The Members Room features the Law mosaic by Frederick Dielman.

Two large fireplaces of Siena marble anchor either end of the Members Room.  German-born American artist, Frederick Dielman, designed the two mosaics – Law and History – that sit over the mantles. He drew the full-sized cartoons and sent the drawings to Venice, Italy, where the master mosaicists executed his design.

A woman representing Law sits on a throne in the center of the mosaic.  She holds a sword in her left hand, ready to punish wrong-doers, and in her right hand, she holds a palm branch, which represents a reward for the good.  She wears the same bodice – scaled armor surrounded by entwined serpents and featuring the head of Medusa – worn by Minerva and the Main Reading Room’s portrait statue of Law.

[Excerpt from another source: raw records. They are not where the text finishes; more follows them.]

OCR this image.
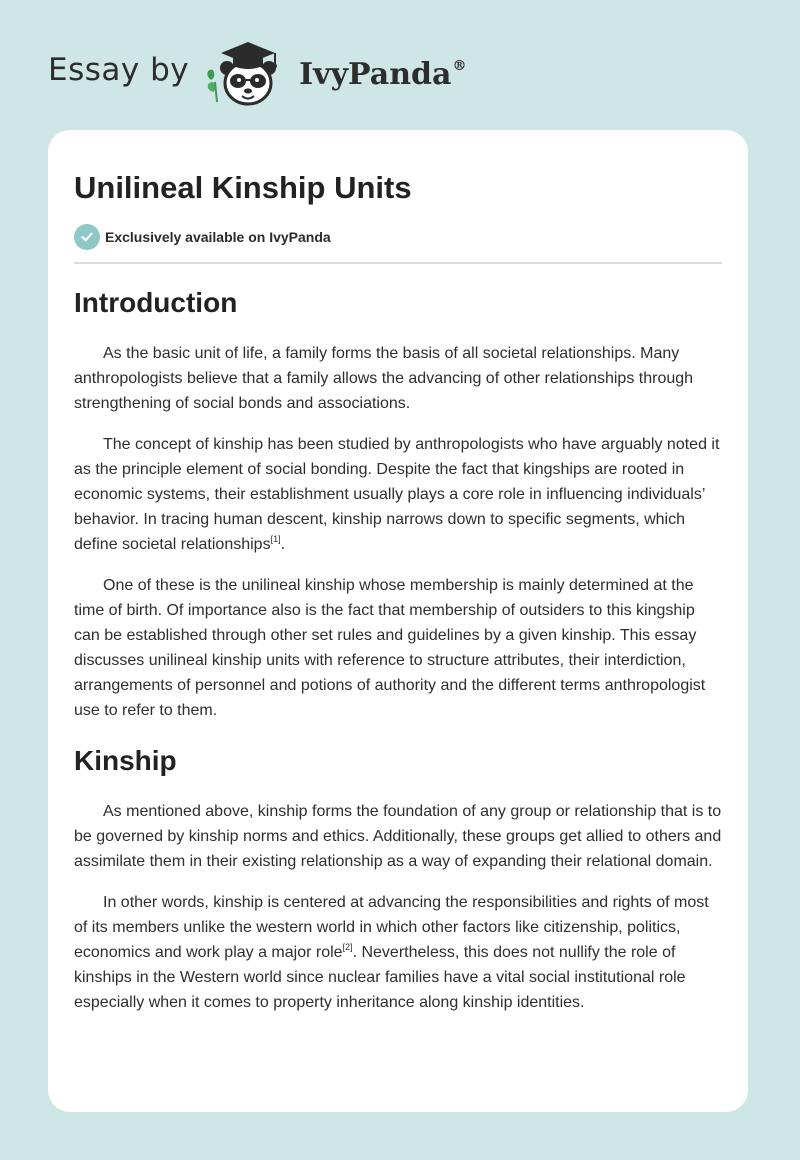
Essay by	IvyPanda®
Unilineal Kinship Units
Exclusively available on IvyPanda
Introduction

As the basic unit of life, a family forms the basis of all societal relationships. Many anthropologists believe that a family allows the advancing of other relationships through strengthening of social bonds and associations.

The concept of kinship has been studied by anthropologists who have arguably noted it as the principle element of social bonding. Despite the fact that kingships are rooted in economic systems, their establishment usually plays a core role in influencing individuals’ behavior. In tracing human descent, kinship narrows down to specific segments, which define societal relationships[1].

One of these is the unilineal kinship whose membership is mainly determined at the time of birth. Of importance also is the fact that membership of outsiders to this kingship can be established through other set rules and guidelines by a given kinship. This essay discusses unilineal kinship units with reference to structure attributes, their interdiction, arrangements of personnel and potions of authority and the different terms anthropologist use to refer to them.

Kinship

As mentioned above, kinship forms the foundation of any group or relationship that is to be governed by kinship norms and ethics. Additionally, these groups get allied to others and assimilate them in their existing relationship as a way of expanding their relational domain.

In other words, kinship is centered at advancing the responsibilities and rights of most of its members unlike the western world in which other factors like citizenship, politics, economics and work play a major role[2]. Nevertheless, this does not nullify the role of kinships in the Western world since nuclear families have a vital social institutional role especially when it comes to property inheritance along kinship identities.
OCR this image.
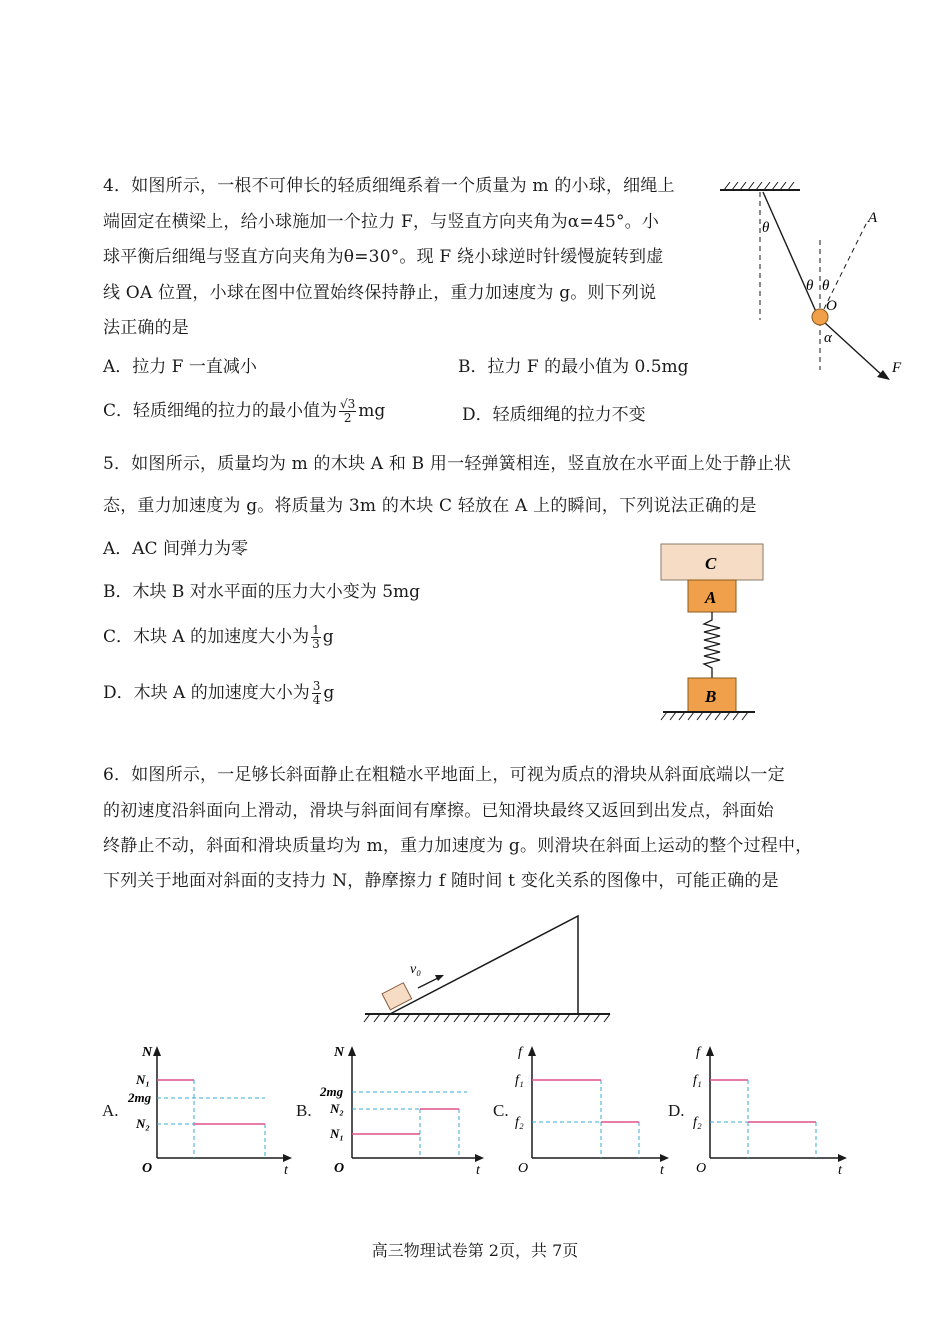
4．如图所示，一根不可伸长的轻质细绳系着一个质量为 m 的小球，细绳上
端固定在横梁上，给小球施加一个拉力 F，与竖直方向夹角为α=45°。小
球平衡后细绳与竖直方向夹角为θ=30°。现 F 绕小球逆时针缓慢旋转到虚
线 OA 位置，小球在图中位置始终保持静止，重力加速度为 g。则下列说
法正确的是
A．拉力 F 一直减小	B．拉力 F 的最小值为 0.5mg
C．轻质细绳的拉力的最小值为 $\frac{√3}{2}$ mg	D．轻质细绳的拉力不变
θ
θ θ
A
O
α
F
5．如图所示，质量均为 m 的木块 A 和 B 用一轻弹簧相连，竖直放在水平面上处于静止状
态，重力加速度为 g。将质量为 3m 的木块 C 轻放在 A 上的瞬间，下列说法正确的是
A．AC 间弹力为零
B．木块 B 对水平面的压力大小变为 5mg
C．木块 A 的加速度大小为 $\frac{1}{3}$ g
D．木块 A 的加速度大小为 $\frac{3}{4}$ g
C
A
B
6．如图所示，一足够长斜面静止在粗糙水平地面上，可视为质点的滑块从斜面底端以一定
的初速度沿斜面向上滑动，滑块与斜面间有摩擦。已知滑块最终又返回到出发点，斜面始
终静止不动，斜面和滑块质量均为 m，重力加速度为 g。则滑块在斜面上运动的整个过程中，
下列关于地面对斜面的支持力 N，静摩擦力 f 随时间 t 变化关系的图像中，可能正确的是
v₀
A.
N
N₁
2mg
N₂
O	t
B.
N
2mg
N₂
N₁
O	t
C.
f
f₁
f₂
O	t
D.
f
f₁
f₂
O	t
高三物理试卷第 2页，共 7页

The right side of the mosaic shows three figures – Fraud, Discord, and Violence – that represent the result of a lawless land.  Fraud covers herself with her robe to hide the truth of her unlawful activities.  Discord holds two duelling snakes, whose confused entanglement will lead to the demise of each by his own venom.  Violence is clad in a helmet, clutches a sword, and keeps a burning torch nearby.  On this trio’s side of the throne, we see two discarded items – a law book and the scales of justice, representing their disdain for the law.

The left side of the mosaic represents what happens when the rule of law functions well: Industry, Peace, and Truth.  Industry is a young man who holds a hammer with a wheel sitting beside him.  Peace holds an olive branch and wears a crown of the same, symbolizing peace.  Truth, unlike her foil, Fraud, is unashamedly uncovered and holds lilies, which in this scene symbolizes innocence. On their side of the throne, two doves represent peace – the result of a lawful existence.  (On a side note,  the Law mosaic serves as the cover image on our Facebook page.)

In 1920, a fire destroyed Dielman’s art studio in the Studio Building in New York. He was in another part of the city taking care of a sick friend when the fire began.  Another artist whose work is featured in the Library of Congress, William De Leftwich Dodge, also had a studio in the same building and tried to save some of the papers in Dielman’s desk during the fire.  Despite Dodge’s and others’ efforts, Dielman lost all of his paintings-in-progress.  A “rat gnawing at a match” under the floorboards may have caused the fire.

If Dielman were alive today, perhaps he would  find comfort in knowing that the fireplaces above which his Law and History mosaics are installed are no longer functional.